Furthermore, the saturation magnetization was highest in the perpendicular direction with the external magnetic field (13.42 kA/m), compared to 3.48 kA/m without the field. The parallel saturation magnetization values were 11.68 kA/m without the field and 10.61 kA/m with the field. These results suggest that the external magnetic field enhances the vertical alignment of magnetic domains, thereby improving the magnetic properties in the perpendicular direction. These findings are consistent with the theory of magnetic domain alignment, where an external magnetic field acts as an external force to align the magnetic domains vertically, thus reducing the anisotropy typically observed in planar magnetic films. This alignment effect is particularly beneficial for applications requiring vertically oriented magnetic properties.

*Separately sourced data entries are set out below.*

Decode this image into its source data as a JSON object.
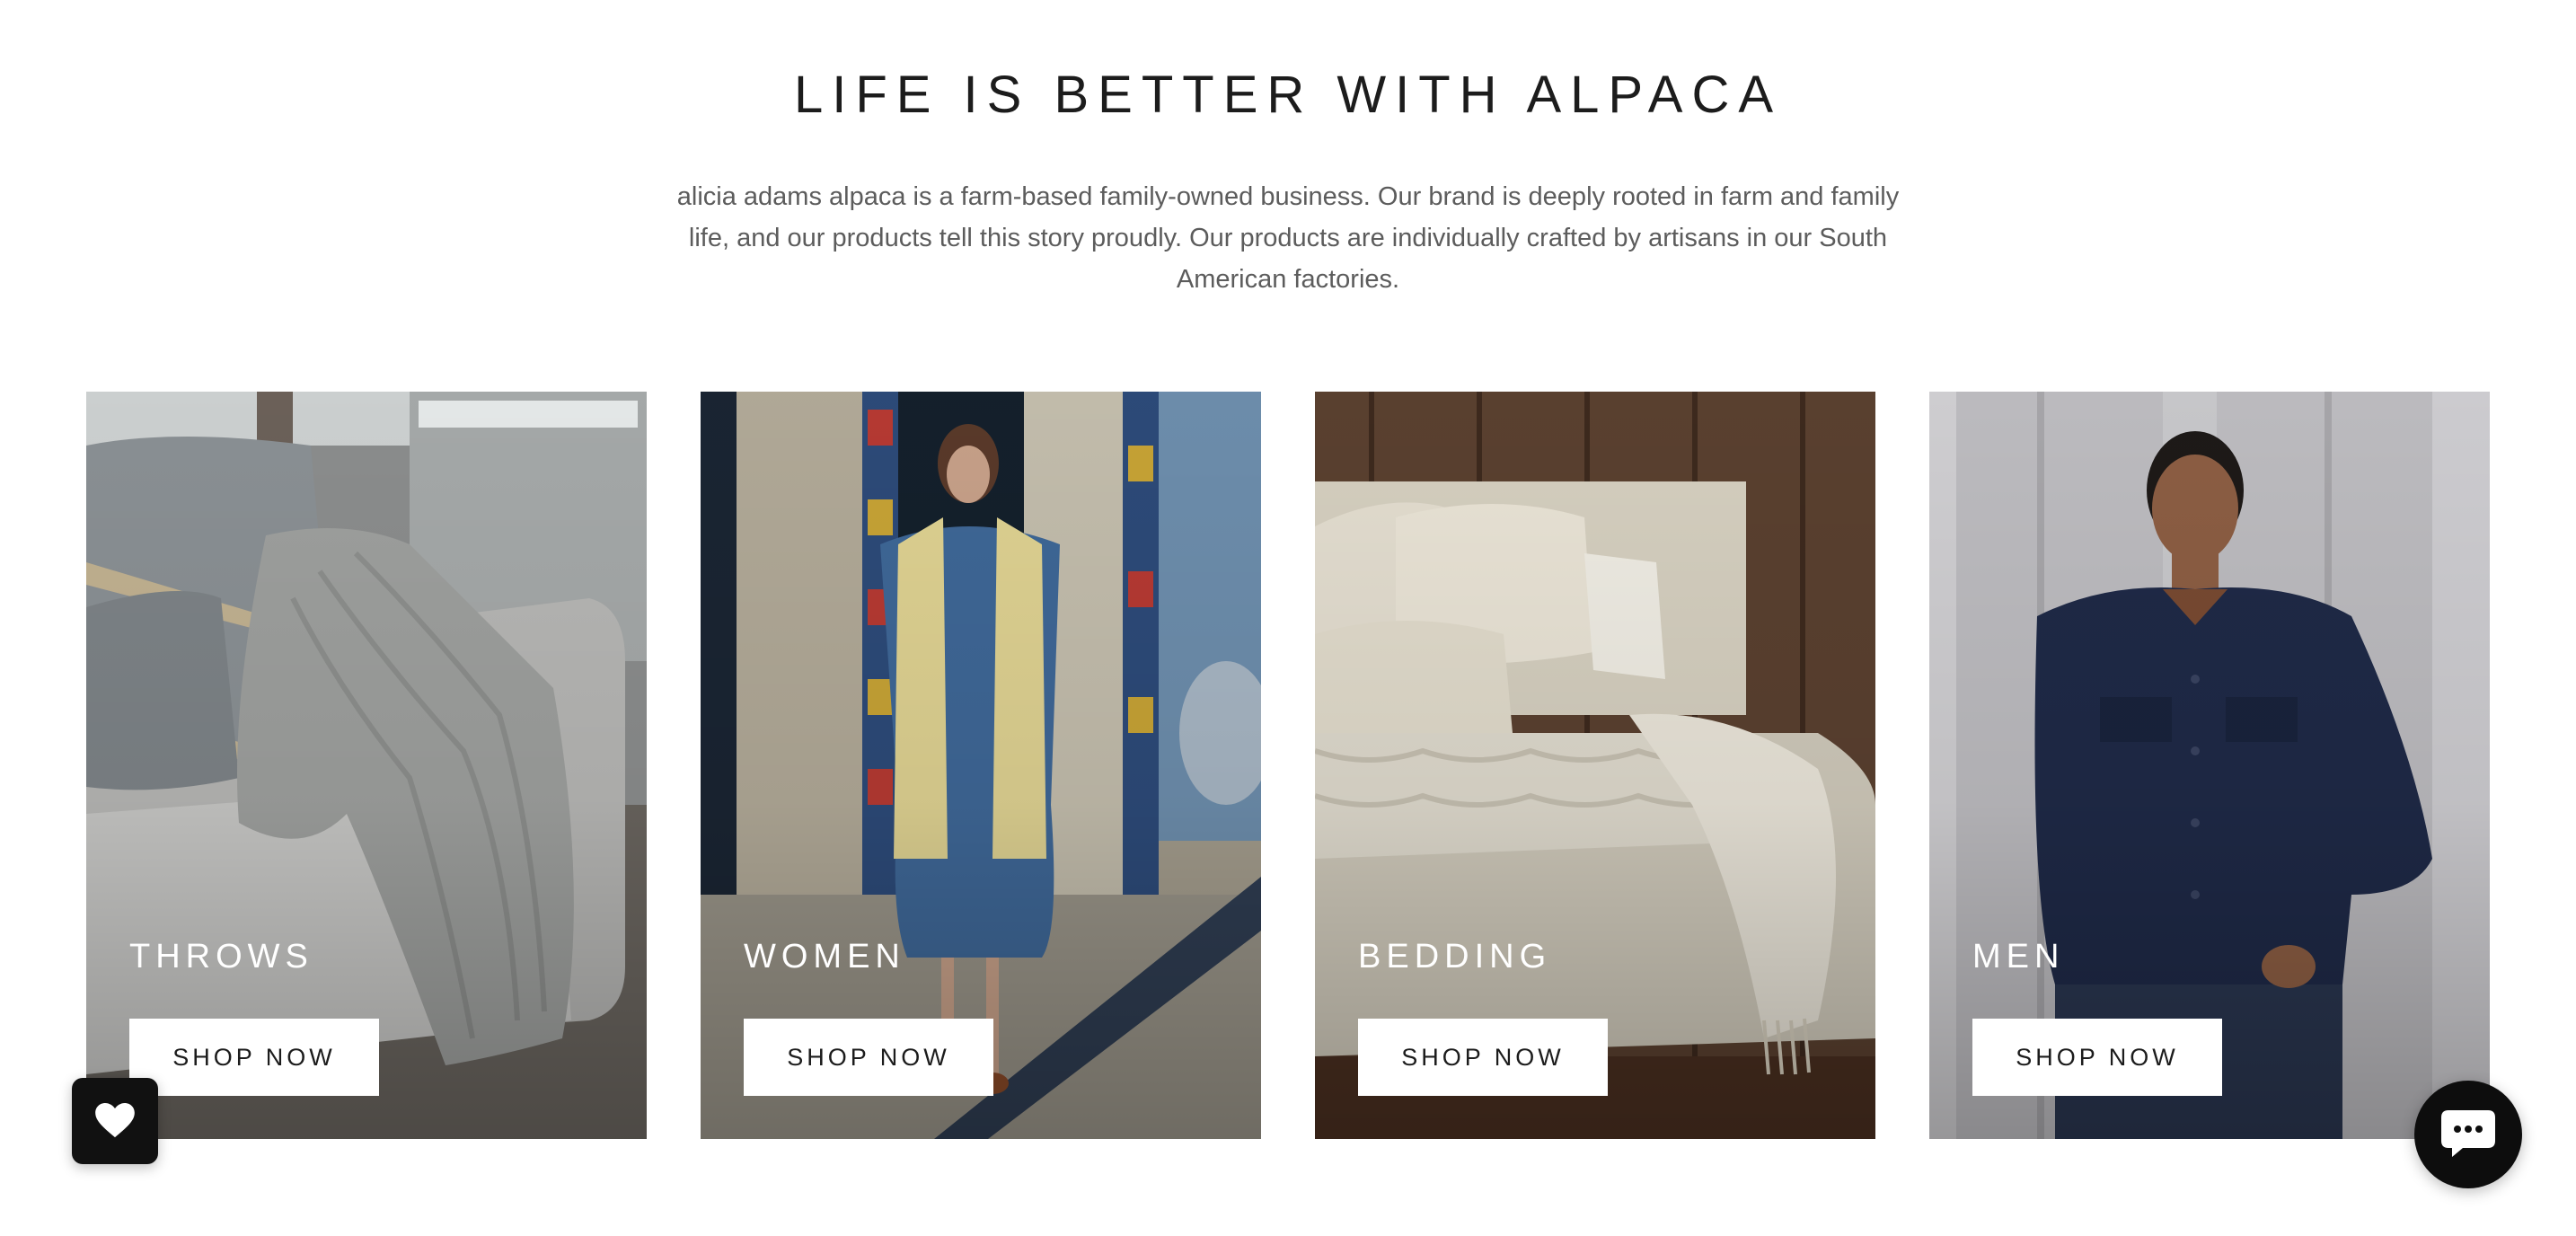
{
  "intro": {
    "title": "LIFE IS BETTER WITH ALPACA",
    "description": "alicia adams alpaca is a farm-based family-owned business. Our brand is deeply rooted in farm and family life, and our products tell this story proudly. Our products are individually crafted by artisans in our South American factories."
  },
  "categories": [
    {
      "label": "THROWS",
      "button": "SHOP NOW"
    },
    {
      "label": "WOMEN",
      "button": "SHOP NOW"
    },
    {
      "label": "BEDDING",
      "button": "SHOP NOW"
    },
    {
      "label": "MEN",
      "button": "SHOP NOW"
    }
  ],
  "floating": {
    "wishlist_icon": "heart-icon",
    "chat_icon": "chat-bubble-icon"
  },
  "colors": {
    "button_bg": "#ffffff",
    "text": "#1c1c1c",
    "floating_bg": "#111111"
  }
}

Future research will focus on optimizing the fabrication process and seamlessly integrating the external magnetic field with the deposition system. Additionally, the combined effects of external magnetic fields and various deposition parameters, such as current density and electrolyte composition, will be systematically studied to refine the deposition process and enhance the performance of the fabricated microstructures.
In summary, the path planning program successfully generated accurate G-code for complex patterns, and the experimental setup demonstrated the system’s capability to produce high-aspect-ratio structures with uniform deposition. The application of an external magnetic field significantly improved the uniformity and magnetic properties of the deposited films, highlighting the potential of magnetic field-assisted electrochemical deposition for advanced material fabrication.